From 2019, the last normal year before the pandemic, to 2020, the year of the Covid-19 virus, there was an increase in group death benefits paid out of only 9%. But group death benefits in 2021, the year the vaccine was introduced, increased almost 164% over 2020: $1.4 billion, compared to $500 million in pre-pandemic 2019 and $548 million in 2020.

How many deaths are represented by the 163% increase? It is not possible to determine by the dollar figures on the annual statements.
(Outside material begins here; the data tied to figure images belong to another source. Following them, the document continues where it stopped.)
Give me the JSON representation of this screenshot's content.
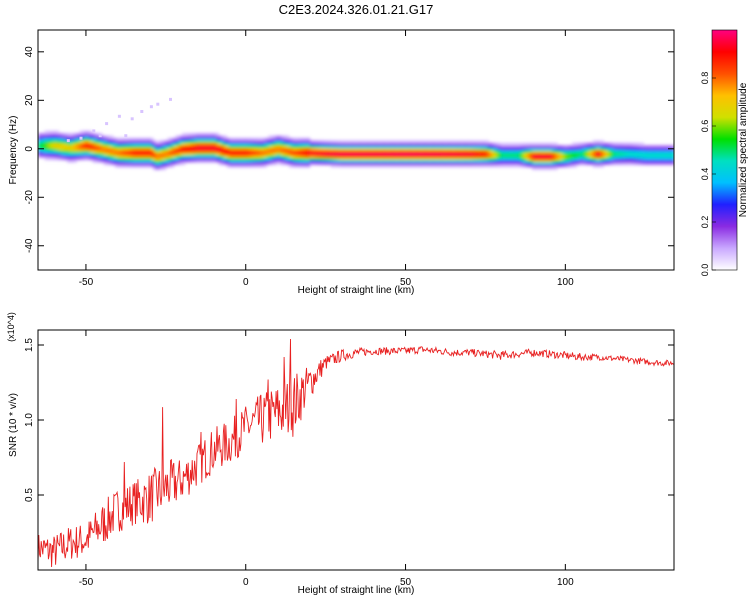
{
  "figure_title": "C2E3.2024.326.01.21.G17",
  "chart_data": [
    {
      "type": "heatmap",
      "title": "C2E3.2024.326.01.21.G17",
      "xlabel": "Height of straight line (km)",
      "ylabel": "Frequency (Hz)",
      "xlim": [
        -65,
        134
      ],
      "ylim": [
        -50,
        49
      ],
      "x_ticks": [
        -50,
        0,
        50,
        100
      ],
      "y_ticks": [
        -40,
        -20,
        0,
        20,
        40
      ],
      "colorbar": {
        "label": "Normalized spectral amplitude",
        "range": [
          0,
          1
        ],
        "ticks": [
          0.0,
          0.2,
          0.4,
          0.6,
          0.8
        ],
        "colors": [
          "#ffffff",
          "#c9a8ff",
          "#8a2be2",
          "#2020ff",
          "#00c0ff",
          "#00e0c0",
          "#00e000",
          "#d0e000",
          "#ffc000",
          "#ff5000",
          "#ff0000",
          "#ff0080"
        ]
      },
      "ridge": {
        "description": "Dominant frequency band vs height",
        "height_km": [
          -65,
          -60,
          -55,
          -50,
          -45,
          -40,
          -35,
          -30,
          -28,
          -25,
          -20,
          -15,
          -10,
          -5,
          0,
          5,
          10,
          15,
          20,
          30,
          40,
          50,
          60,
          70,
          75,
          80,
          85,
          90,
          95,
          100,
          105,
          110,
          115,
          120,
          125,
          134
        ],
        "frequency_hz": [
          1.5,
          1.5,
          0.5,
          1.5,
          0,
          -1.5,
          -1.5,
          -1.5,
          -3,
          -2,
          0,
          0.5,
          0.5,
          -1.5,
          -1.5,
          -1.5,
          0,
          -1.5,
          -1.5,
          -2,
          -2,
          -2,
          -2,
          -2,
          -2,
          -2.5,
          -2.5,
          -3,
          -3,
          -3,
          -2,
          -2,
          -2,
          -2,
          -2.5,
          -2.5
        ],
        "peak_amplitude": [
          0.5,
          0.7,
          0.7,
          0.9,
          0.8,
          0.8,
          0.9,
          0.9,
          0.8,
          0.8,
          0.9,
          0.95,
          0.95,
          0.9,
          0.9,
          0.8,
          0.8,
          0.85,
          0.95,
          0.97,
          0.97,
          0.98,
          0.97,
          0.95,
          0.9,
          0.5,
          0.5,
          0.95,
          0.95,
          0.6,
          0.5,
          0.95,
          0.5,
          0.45,
          0.45,
          0.45
        ]
      }
    },
    {
      "type": "line",
      "xlabel": "Height of straight line (km)",
      "ylabel": "SNR (10 * v/v)",
      "y_multiplier": "(x10^4)",
      "xlim": [
        -65,
        134
      ],
      "ylim": [
        0,
        1.6
      ],
      "x_ticks": [
        -50,
        0,
        50,
        100
      ],
      "y_ticks": [
        0.5,
        1.0,
        1.5
      ],
      "color": "#e82020",
      "envelope_x": [
        -65,
        -60,
        -55,
        -50,
        -45,
        -40,
        -35,
        -30,
        -25,
        -20,
        -15,
        -10,
        -5,
        0,
        5,
        10,
        15,
        20,
        25,
        30,
        35,
        40,
        45,
        50,
        55,
        60,
        65,
        70,
        75,
        80,
        85,
        90,
        95,
        100,
        105,
        110,
        115,
        120,
        125,
        130,
        134
      ],
      "envelope_y": [
        0.15,
        0.12,
        0.18,
        0.2,
        0.3,
        0.4,
        0.45,
        0.48,
        0.55,
        0.6,
        0.7,
        0.8,
        0.85,
        0.95,
        1.0,
        1.05,
        1.1,
        1.25,
        1.38,
        1.43,
        1.45,
        1.46,
        1.46,
        1.46,
        1.47,
        1.46,
        1.45,
        1.45,
        1.44,
        1.43,
        1.44,
        1.45,
        1.44,
        1.43,
        1.42,
        1.42,
        1.41,
        1.4,
        1.39,
        1.38,
        1.38
      ],
      "noise_amplitude": [
        0.1,
        0.12,
        0.12,
        0.12,
        0.15,
        0.15,
        0.15,
        0.18,
        0.18,
        0.15,
        0.15,
        0.15,
        0.15,
        0.15,
        0.18,
        0.2,
        0.22,
        0.12,
        0.05,
        0.04,
        0.03,
        0.025,
        0.025,
        0.025,
        0.025,
        0.025,
        0.025,
        0.025,
        0.025,
        0.03,
        0.025,
        0.025,
        0.025,
        0.025,
        0.025,
        0.02,
        0.02,
        0.02,
        0.02,
        0.02,
        0.02
      ]
    }
  ]
}
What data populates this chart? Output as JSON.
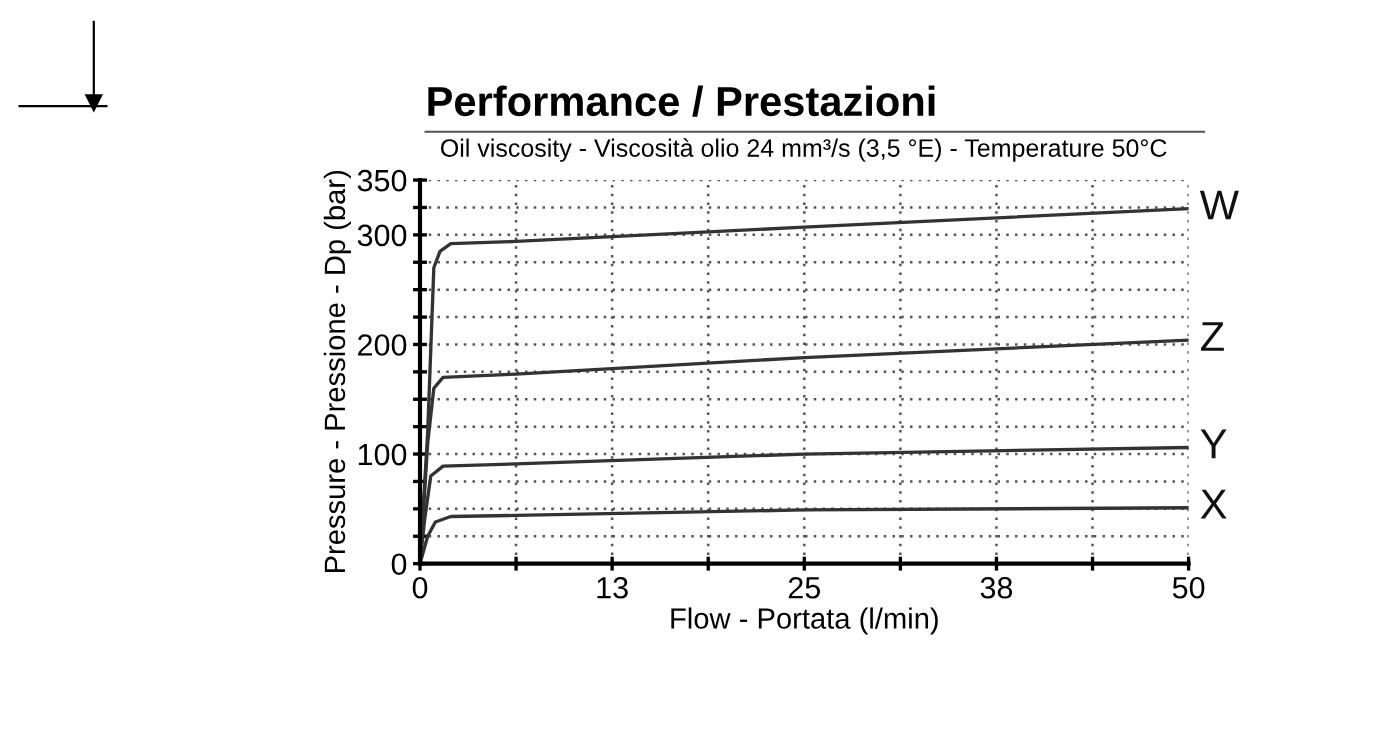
{
  "chart_data": {
    "type": "line",
    "title": "Performance / Prestazioni",
    "subtitle": "Oil viscosity - Viscosità olio 24 mm³/s (3,5 °E) - Temperature 50°C",
    "xlabel": "Flow - Portata (l/min)",
    "ylabel": "Pressure - Pressione - Dp (bar)",
    "xlim": [
      0,
      50
    ],
    "ylim": [
      0,
      350
    ],
    "xticks": [
      0,
      {
        "value": 6.25,
        "label": null
      },
      {
        "value": 12.5,
        "label": "13"
      },
      {
        "value": 18.75,
        "label": null
      },
      25,
      {
        "value": 31.25,
        "label": null
      },
      {
        "value": 37.5,
        "label": "38"
      },
      {
        "value": 43.75,
        "label": null
      },
      50
    ],
    "yticks": [
      0,
      {
        "value": 25,
        "label": null
      },
      {
        "value": 50,
        "label": null
      },
      {
        "value": 75,
        "label": null
      },
      100,
      {
        "value": 125,
        "label": null
      },
      {
        "value": 150,
        "label": null
      },
      {
        "value": 175,
        "label": null
      },
      200,
      {
        "value": 225,
        "label": null
      },
      {
        "value": 250,
        "label": null
      },
      {
        "value": 275,
        "label": null
      },
      300,
      {
        "value": 325,
        "label": null
      },
      350
    ],
    "grid": true,
    "line_style": "solid",
    "marker": "none",
    "series": [
      {
        "name": "W",
        "color": "#333333",
        "x": [
          0,
          0.5,
          0.9,
          1.3,
          2,
          6.25,
          25,
          50
        ],
        "values": [
          0,
          120,
          270,
          285,
          292,
          294,
          307,
          324
        ]
      },
      {
        "name": "Z",
        "color": "#333333",
        "x": [
          0,
          0.5,
          0.9,
          1.5,
          6.25,
          25,
          50
        ],
        "values": [
          0,
          110,
          160,
          170,
          173,
          188,
          204
        ]
      },
      {
        "name": "Y",
        "color": "#333333",
        "x": [
          0,
          0.3,
          0.7,
          1.5,
          6.25,
          25,
          50
        ],
        "values": [
          0,
          40,
          80,
          89,
          91,
          100,
          106
        ]
      },
      {
        "name": "X",
        "color": "#333333",
        "x": [
          0,
          0.5,
          1,
          2,
          6.25,
          25,
          50
        ],
        "values": [
          0,
          25,
          38,
          43,
          44,
          49,
          51
        ]
      }
    ]
  }
}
The statements filed do not show the number of claims, only the total dollar amount of claims paid.

The average death benefit for employer-provided group life insurance, according to the Society for Human Resource Management, is one year’s salary.

If the average annual salary of people covered by group life insurance policies in the United States is $70,000, this may represent 20,647 deaths of working adults, covered by just this one insurance company. This would represent at least 10,000 more deaths than in a normal year for just this one company.

In its press release, Lincoln National largely blamed a $41 million operations loss in the first quarter of 2022 on “non-pandemic-related morbidity [disease], including unusual claims adjustments, and less favourable returns within the company’s alternative investment portfolio.”

As with OneAmerica, it was not only deaths of working-age people that shot up to unheard-of levels in 2021, but also short- and long-term disability claims.

In mid-June when the story about Lincoln National broke, annual statements for other insurance companies were still being compiled and reviewed. At that time, Lincoln National showed the sharpest increases in death benefits paid out in 2021, though Prudential and Northwestern Mutual also show significant increases — increases much larger in 2021 than in 2020, indicating that the cure was worse than the disease — much worse.

Further reading:

Is Pfizer’s CEO Passing the Buck?

In March Washington Post asked Pfizer CEO Albert Bourla what was the basis for his decision to go the mRNA “vaccine” route and not the traditional vaccine route. Bourla responded:

“The mRNA was the technology that we had less experience, only two years working on this. And actually, mRNA was a technology that never delivered a single product until that day, not vaccine, not any other medicine. So, it was very counter-intuitive. And I was surprised when they suggested to me that this is the way to go … They convinced me.  I followed my instinct that they know what they are saying.”

Who is “they”? Could Bourla be laying the groundwork to pass the blame onto “they”? It would be wise for “they” to sit up and take notice.